I’m known for being hard on women – in literature and in life – and I accept that charge. It’s true. Women frustrate me. But it occurs to me that the event I attended last night could easily have been titled “A Celebration of the Female Life Span,” or something similar, and I wouldn’t have gone within a mile of the place. But that’s what it was, when you think about it, and what really drove the point in was this: When Kate and I became friends in 1997, she had a one year-old. Last week, that one year-old graduated from high school. While we ate dinner before the presentation, we talked about his graduation, about all the drama and struggle involved in being the parent of a young adult.
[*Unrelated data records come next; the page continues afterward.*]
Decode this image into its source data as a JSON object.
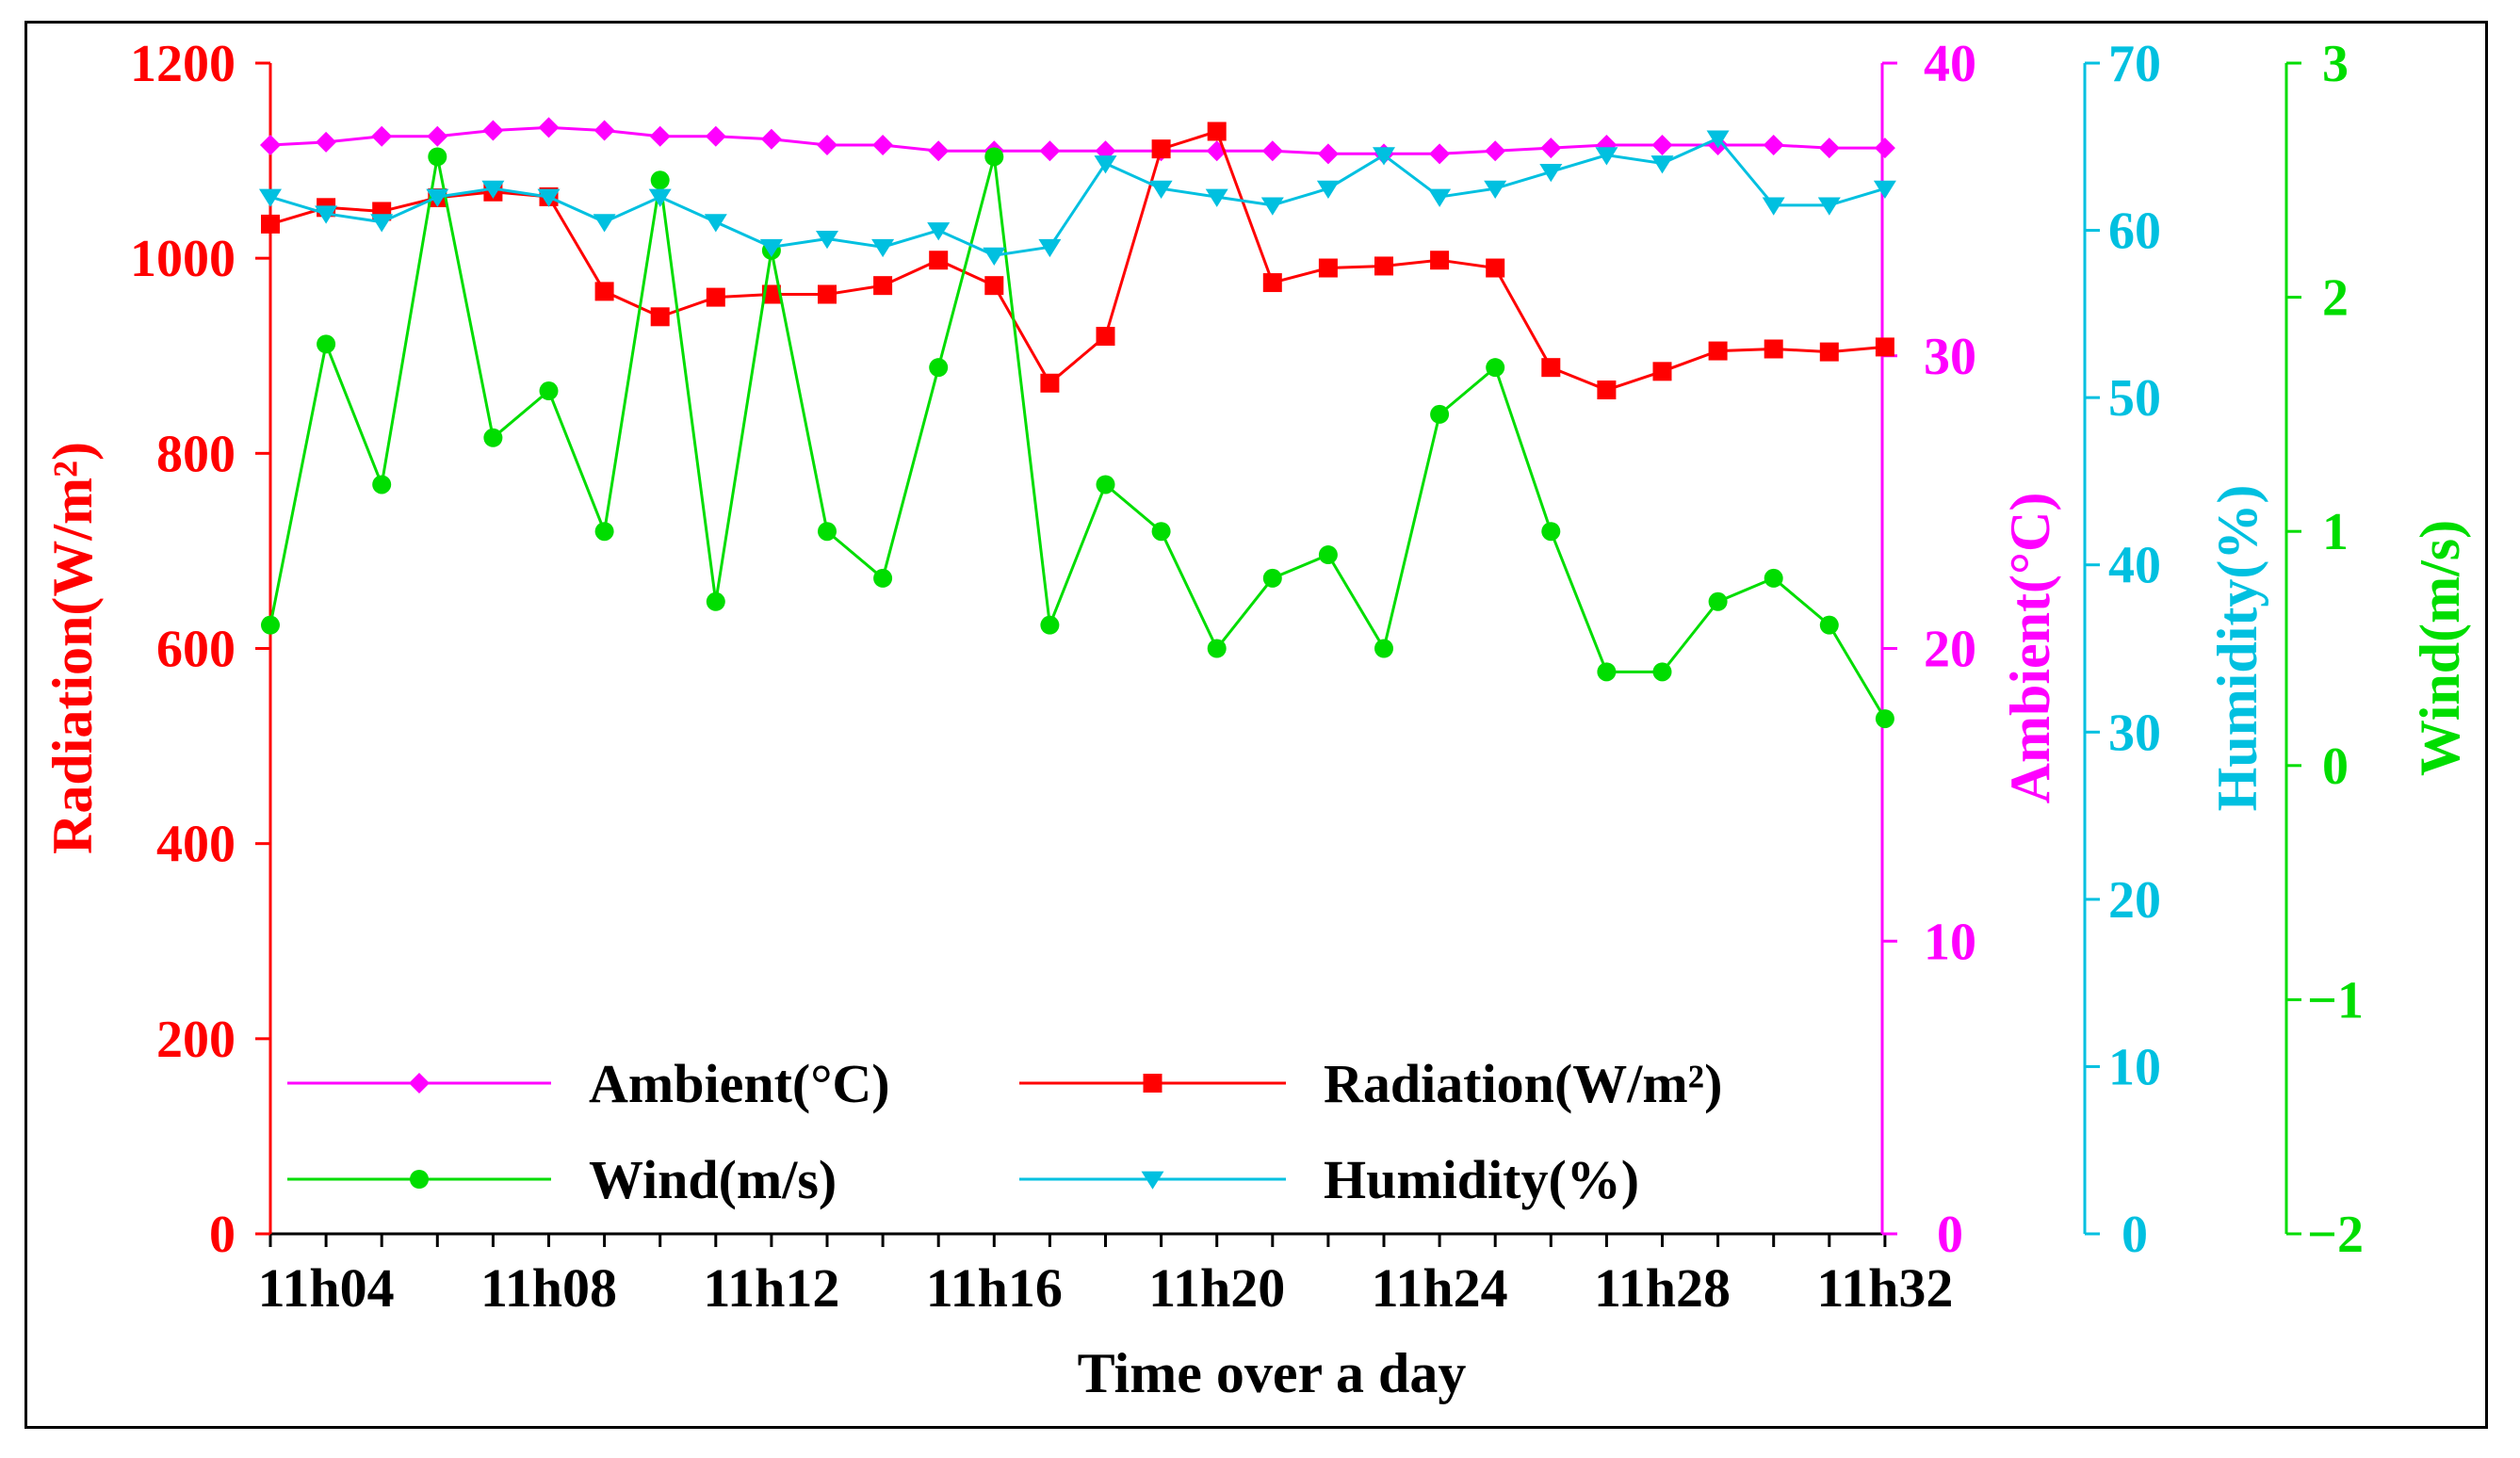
{
  "chart_data": {
    "type": "line",
    "title": "",
    "xlabel": "Time over a day",
    "categories": [
      "11h03",
      "11h04",
      "11h05",
      "11h06",
      "11h07",
      "11h08",
      "11h09",
      "11h10",
      "11h11",
      "11h12",
      "11h13",
      "11h14",
      "11h15",
      "11h16",
      "11h17",
      "11h18",
      "11h19",
      "11h20",
      "11h21",
      "11h22",
      "11h23",
      "11h24",
      "11h25",
      "11h26",
      "11h27",
      "11h28",
      "11h29",
      "11h30",
      "11h31",
      "11h32"
    ],
    "x_tick_labels": [
      "11h04",
      "11h08",
      "11h12",
      "11h16",
      "11h20",
      "11h24",
      "11h28",
      "11h32"
    ],
    "grid": false,
    "legend_position": "bottom-left",
    "axes": [
      {
        "id": "radiation",
        "label": "Radiation(W/m²)",
        "side": "left",
        "ylim": [
          0,
          1200
        ],
        "ticks": [
          0,
          200,
          400,
          600,
          800,
          1000,
          1200
        ],
        "color": "#ff0000"
      },
      {
        "id": "ambient",
        "label": "Ambient(°C)",
        "side": "right",
        "ylim": [
          0,
          40
        ],
        "ticks": [
          0,
          10,
          20,
          30,
          40
        ],
        "color": "#ff00ff"
      },
      {
        "id": "humidity",
        "label": "Humidity(%)",
        "side": "right",
        "ylim": [
          0,
          70
        ],
        "ticks": [
          0,
          10,
          20,
          30,
          40,
          50,
          60,
          70
        ],
        "color": "#00c0e0"
      },
      {
        "id": "wind",
        "label": "Wind(m/s)",
        "side": "right",
        "ylim": [
          -2,
          3
        ],
        "ticks": [
          -2,
          -1,
          0,
          1,
          2,
          3
        ],
        "tick_labels": [
          "−2",
          "−1",
          "0",
          "1",
          "2",
          "3"
        ],
        "color": "#00dd00"
      }
    ],
    "series": [
      {
        "name": "Ambient(°C)",
        "axis": "ambient",
        "color": "#ff00ff",
        "marker": "diamond",
        "values": [
          37.2,
          37.3,
          37.5,
          37.5,
          37.7,
          37.8,
          37.7,
          37.5,
          37.5,
          37.4,
          37.2,
          37.2,
          37.0,
          37.0,
          37.0,
          37.0,
          37.0,
          37.0,
          37.0,
          36.9,
          36.9,
          36.9,
          37.0,
          37.1,
          37.2,
          37.2,
          37.2,
          37.2,
          37.1,
          37.1
        ]
      },
      {
        "name": "Radiation(W/m²)",
        "axis": "radiation",
        "color": "#ff0000",
        "marker": "square",
        "values": [
          1035,
          1052,
          1048,
          1062,
          1068,
          1063,
          966,
          940,
          960,
          963,
          963,
          972,
          998,
          972,
          872,
          920,
          1112,
          1130,
          975,
          990,
          992,
          998,
          990,
          888,
          865,
          884,
          905,
          907,
          904,
          909
        ]
      },
      {
        "name": "Wind(m/s)",
        "axis": "wind",
        "color": "#00dd00",
        "marker": "circle",
        "values": [
          0.6,
          1.8,
          1.2,
          2.6,
          1.4,
          1.6,
          1.0,
          2.5,
          0.7,
          2.2,
          1.0,
          0.8,
          1.7,
          2.6,
          0.6,
          1.2,
          1.0,
          0.5,
          0.8,
          0.9,
          0.5,
          1.5,
          1.7,
          1.0,
          0.4,
          0.4,
          0.7,
          0.8,
          0.6,
          0.2
        ]
      },
      {
        "name": "Humidity(%)",
        "axis": "humidity",
        "color": "#00c0e0",
        "marker": "triangle-down",
        "values": [
          62,
          61,
          60.5,
          62,
          62.5,
          62,
          60.5,
          62,
          60.5,
          59,
          59.5,
          59,
          60,
          58.5,
          59,
          64,
          62.5,
          62,
          61.5,
          62.5,
          64.5,
          62,
          62.5,
          63.5,
          64.5,
          64,
          65.5,
          61.5,
          61.5,
          62.5
        ]
      }
    ]
  }
}
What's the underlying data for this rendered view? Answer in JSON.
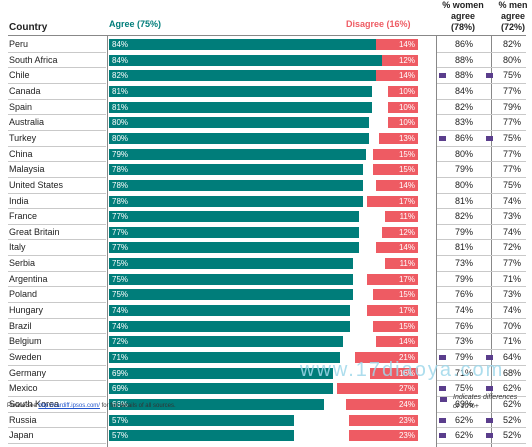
{
  "chart_data": {
    "type": "bar",
    "header": {
      "country": "Country",
      "agree": "Agree (75%)",
      "disagree": "Disagree  (16%)",
      "women": [
        "% women",
        "agree",
        "(78%)"
      ],
      "men": [
        "% men",
        "agree",
        "(72%)"
      ]
    },
    "categories": [
      "Peru",
      "South Africa",
      "Chile",
      "Canada",
      "Spain",
      "Australia",
      "Turkey",
      "China",
      "Malaysia",
      "United States",
      "India",
      "France",
      "Great Britain",
      "Italy",
      "Serbia",
      "Argentina",
      "Poland",
      "Hungary",
      "Brazil",
      "Belgium",
      "Sweden",
      "Germany",
      "Mexico",
      "South Korea",
      "Russia",
      "Japan"
    ],
    "series": [
      {
        "name": "Agree (75%)",
        "color": "#007d7a",
        "values": [
          84,
          84,
          82,
          81,
          81,
          80,
          80,
          79,
          78,
          78,
          78,
          77,
          77,
          77,
          75,
          75,
          75,
          74,
          74,
          72,
          71,
          69,
          69,
          66,
          57,
          57
        ]
      },
      {
        "name": "Disagree  (16%)",
        "color": "#ee5b63",
        "values": [
          14,
          12,
          14,
          10,
          10,
          10,
          13,
          15,
          15,
          14,
          17,
          11,
          12,
          14,
          11,
          17,
          15,
          17,
          15,
          14,
          21,
          16,
          27,
          24,
          23,
          23
        ]
      }
    ],
    "women_agree": [
      86,
      88,
      88,
      84,
      82,
      83,
      86,
      80,
      79,
      80,
      81,
      82,
      79,
      81,
      73,
      79,
      76,
      74,
      76,
      73,
      79,
      71,
      75,
      69,
      62,
      62
    ],
    "men_agree": [
      82,
      80,
      75,
      77,
      79,
      77,
      75,
      77,
      77,
      75,
      74,
      73,
      74,
      72,
      77,
      71,
      73,
      74,
      70,
      71,
      64,
      68,
      62,
      62,
      52,
      52
    ],
    "women_marked": [
      false,
      false,
      true,
      false,
      false,
      false,
      true,
      false,
      false,
      false,
      false,
      false,
      false,
      false,
      false,
      false,
      false,
      false,
      false,
      false,
      true,
      false,
      true,
      false,
      true,
      true
    ],
    "men_marked": [
      false,
      false,
      true,
      false,
      false,
      false,
      true,
      false,
      false,
      false,
      false,
      false,
      false,
      false,
      false,
      false,
      false,
      false,
      false,
      false,
      true,
      false,
      true,
      false,
      true,
      true
    ],
    "marker_color": "#5a3d8c",
    "legend_note": [
      "Indicates differences",
      "of 10%+"
    ],
    "footnote": {
      "prefix": "Please see ",
      "link": "http://cardiff.ipsos.com/",
      "suffix": " for full details of all sources."
    },
    "watermark": "www.17diaoya.com"
  }
}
Then I told Kate what was up with me, about the fellowship and Ph.D programs I plan to apply for this fall, and then I said, “And if I get in, I’m going to celebrate by getting pregnant.” This was not an impulsive statement – it’s been part of my plan for a while – but it was the first time I’ve said it out loud, and the combination of my own plans, of Kate’s son’s graduation, and the Steinemfest nature of Gabaldon’s audience struck me as almost beautiful – the way women’s life spans have stretched and expanded over the last fifty years as if made of silly putty, and everything that comes with these changes: freedom of choice and uncertainty and anxiety and the long nights and days spent wondering if we are doing things the right way. Because Gabaldon’s novels place the same woman in two different centuries, and because ultimately Claire manages to gracefully embrace the realities of a woman’s role in both centuries, these novels may be first and foremost about what it means to embrace both the freedom of choice and the received wisdom of tradition and authority. These novels are not literary art by any means, but they matter.
When Gabaldon’s talk ended, it was about 8:45 pm. It was still mostly light out, and I remembered that the summer solstice is just a little over a week away. The campus was tranquil – students gone home, offices shut up, silent except for the hum of sprinklers. Kate and I hugged, said goodbye, made some tentative plans to get together again soon, and headed in opposite directions to our cars. I tucked my car key in my right hand, its etched end protruding between my first and second fingers, the way you do when you’re a woman and you’re walking in a deserted place, and drove home through the eerie and unexpected light.